Julie Byrne @ Summerhall, Edinburgh, 23 Aug
Just 24 hours after Blanck Mass nearly blew the roof from this same room, Julie Byrne soothes our hearts and minds
On Wednesday night, above the Fringe-related chaos in Summerhall’s courtyard, there was an brief respite from August madness. Just 24 hours after Blanck Mass nearly blew the roof from this same room, Julie Byrne arrives to sooth our hearts and minds.
With a sparse set-up and a perfectionist approach to tuning, supporting guitarist Duncan Marquiss holds a quiet audience transfixed. Bolstered by a loop pedal, his instrumental songs wander and evolve, and Marquiss takes plenty of time in patiently building texture and detail. Several tracks in he jokes, “You’ve probably guessed that I’m not going to sing – I’m doing you all a big favour, believe me.” He’s a friendly, relaxed performer and quips about a mysterious drop C tuning that’s reportedly borrowed, but twice removed, from Joni Mitchell. So well-behaved are the crowd tonight, that an audience member raises a hand before replying to him.

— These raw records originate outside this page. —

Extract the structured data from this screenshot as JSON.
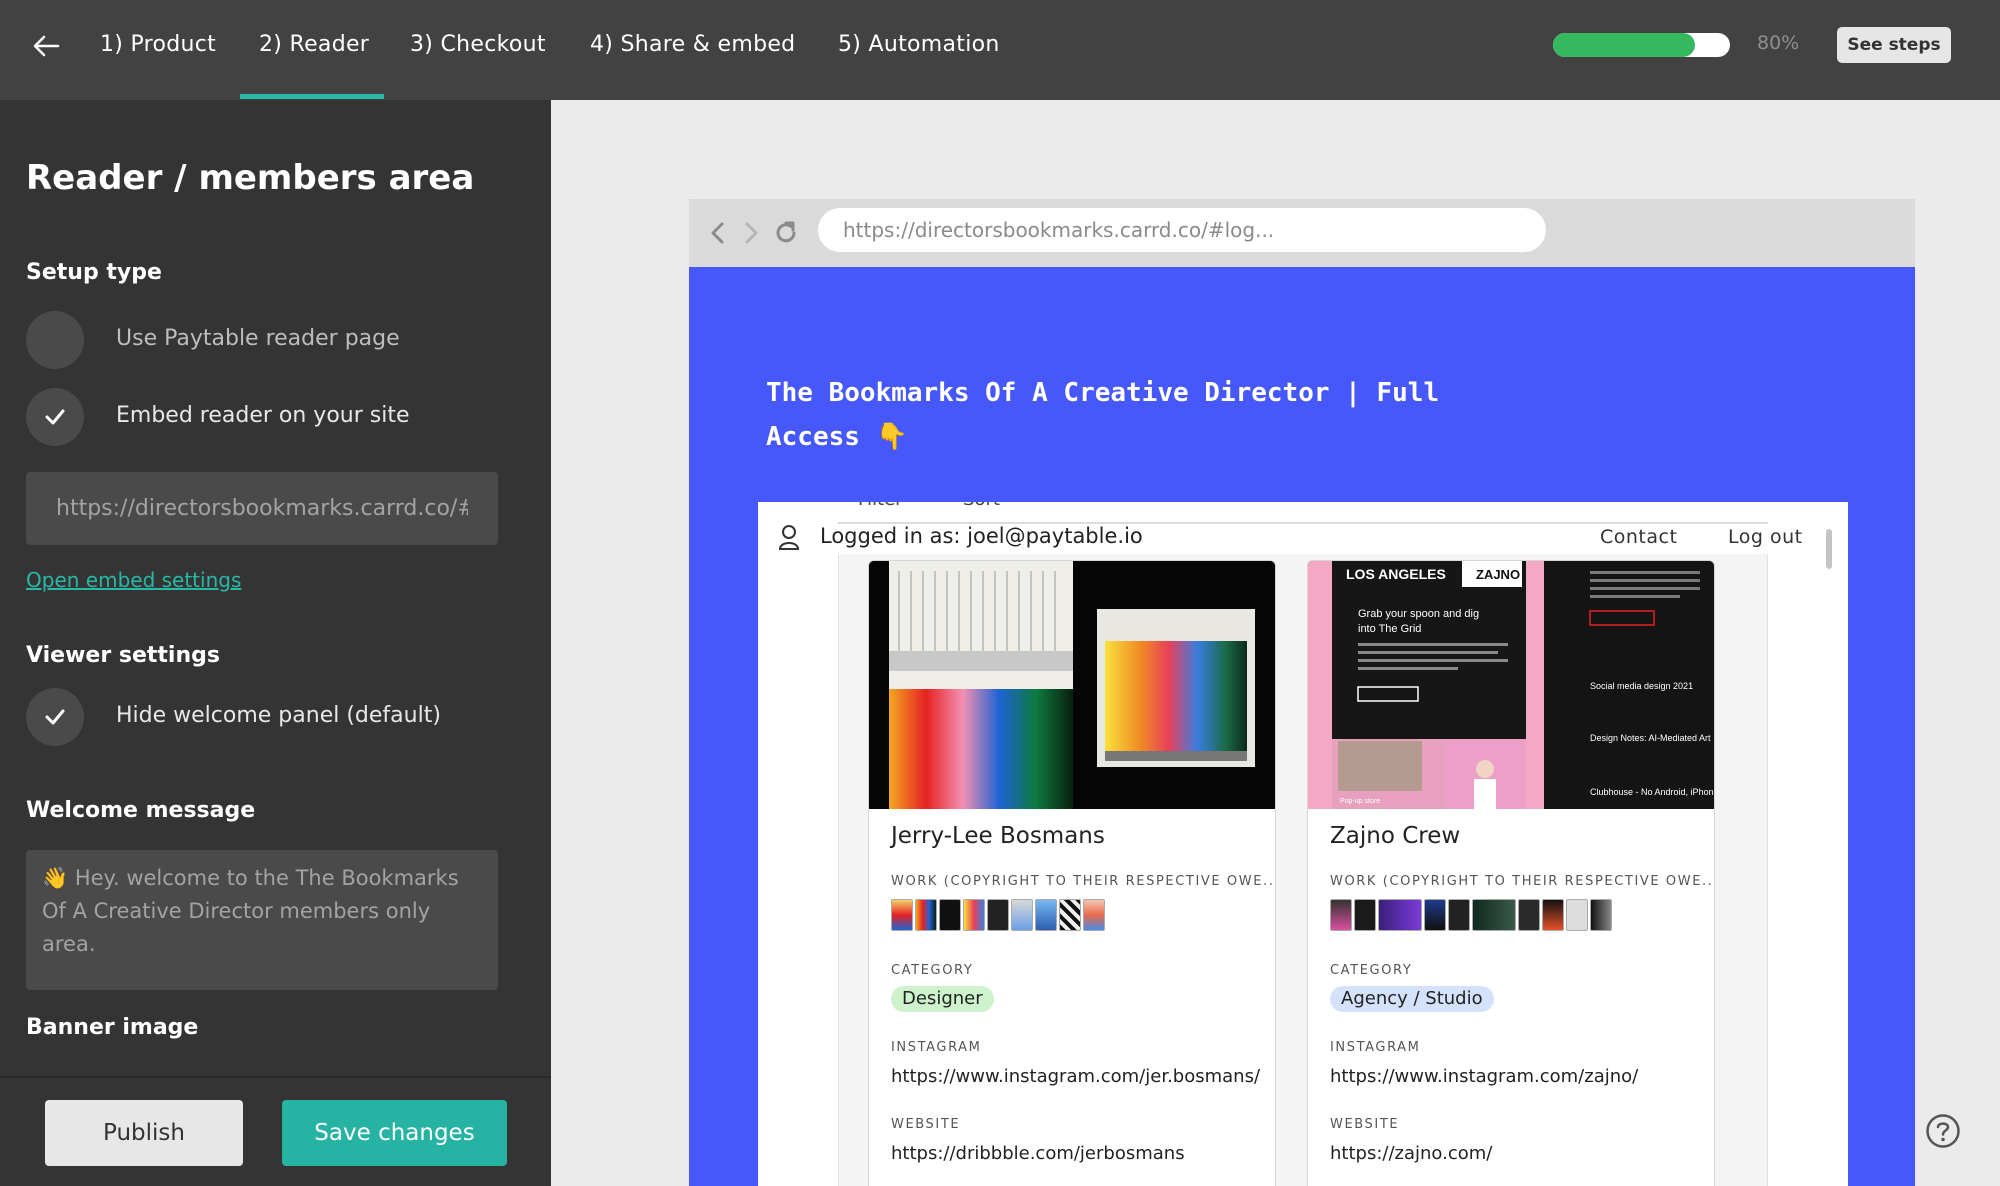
{
  "topbar": {
    "tabs": [
      "1) Product",
      "2) Reader",
      "3) Checkout",
      "4) Share & embed",
      "5) Automation"
    ],
    "active_tab": "2) Reader",
    "progress_percent": 80,
    "progress_label": "80%",
    "see_steps": "See steps",
    "colors": {
      "accent": "#27b8a8",
      "progress": "#36b85f"
    }
  },
  "sidebar": {
    "title": "Reader / members area",
    "setup_type": {
      "heading": "Setup type",
      "options": [
        {
          "label": "Use Paytable reader page",
          "selected": false
        },
        {
          "label": "Embed reader on your site",
          "selected": true
        }
      ],
      "url_value": "https://directorsbookmarks.carrd.co/#log",
      "embed_settings_link": "Open embed settings"
    },
    "viewer_settings": {
      "heading": "Viewer settings",
      "option": "Hide welcome panel (default)",
      "checked": true
    },
    "welcome_message": {
      "heading": "Welcome message",
      "value": "👋 Hey. welcome to the The Bookmarks Of A Creative Director members only area."
    },
    "banner_image_heading": "Banner image",
    "publish_label": "Publish",
    "save_label": "Save changes"
  },
  "preview": {
    "address": "https://directorsbookmarks.carrd.co/#log...",
    "page_title": "The Bookmarks Of A Creative Director |  Full Access 👇",
    "page_color": "#4758fa",
    "clipped_controls": [
      "Filter",
      "Sort"
    ],
    "logged_in": "Logged in as: joel@paytable.io",
    "contact": "Contact",
    "logout": "Log out",
    "cards": [
      {
        "name": "Jerry-Lee Bosmans",
        "work_label": "WORK (COPYRIGHT TO THEIR RESPECTIVE OWE...",
        "category_label": "CATEGORY",
        "category": "Designer",
        "category_color": "#cdf2cc",
        "instagram_label": "INSTAGRAM",
        "instagram": "https://www.instagram.com/jer.bosmans/",
        "website_label": "WEBSITE",
        "website": "https://dribbble.com/jerbosmans"
      },
      {
        "name": "Zajno Crew",
        "work_label": "WORK (COPYRIGHT TO THEIR RESPECTIVE OWE...",
        "category_label": "CATEGORY",
        "category": "Agency / Studio",
        "category_color": "#d4e2fb",
        "instagram_label": "INSTAGRAM",
        "instagram": "https://www.instagram.com/zajno/",
        "website_label": "WEBSITE",
        "website": "https://zajno.com/",
        "image_text": {
          "city": "LOS ANGELES",
          "brand": "ZAJNO",
          "headline": "Grab your spoon and dig into The Grid",
          "popup": "Pop-up store",
          "items": [
            "Social media design 2021",
            "Design Notes: AI-Mediated Art",
            "Clubhouse - No Android, iPhone Only"
          ]
        }
      }
    ]
  }
}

Julie Byrne takes the stage with little fanfare and receives a hearty welcome. She opens with Sleepwalker, from her most recent album Not Even Happiness, and the room feels as if it’s been coated in velvet. Byrne’s songs have such a rare, healing property that there’s an almost audible sigh of relaxation. She introduces Melting Grid as a song about “working a job for which you feel no conviction,” and grins at the laughter from the audience – “Oh! You’ve been there?”
Close friend and multi-talented musician Taryn Miller joins the stage to add careful synth to Byrne’s intricate guitar work, and conjures an organ-like sombreness for closing track I Live Now as a Singer – fitting Byrne’s suggestion that we take the song as a moment to consider personal completeness, and our capacity to love. These sentiments could easily sound trite, but from Byrne they feel heartfelt and earnest.
A brief encore of older song Marmalade is toasty and comforting, and she explains that they’ve been touring the festival circuit recently – including a set at Green Man that was her largest to date. It’s refreshing to be back in front of an intimate crowd, she says – for a brief, peaceful two hours, this is restorative for both audience and performer.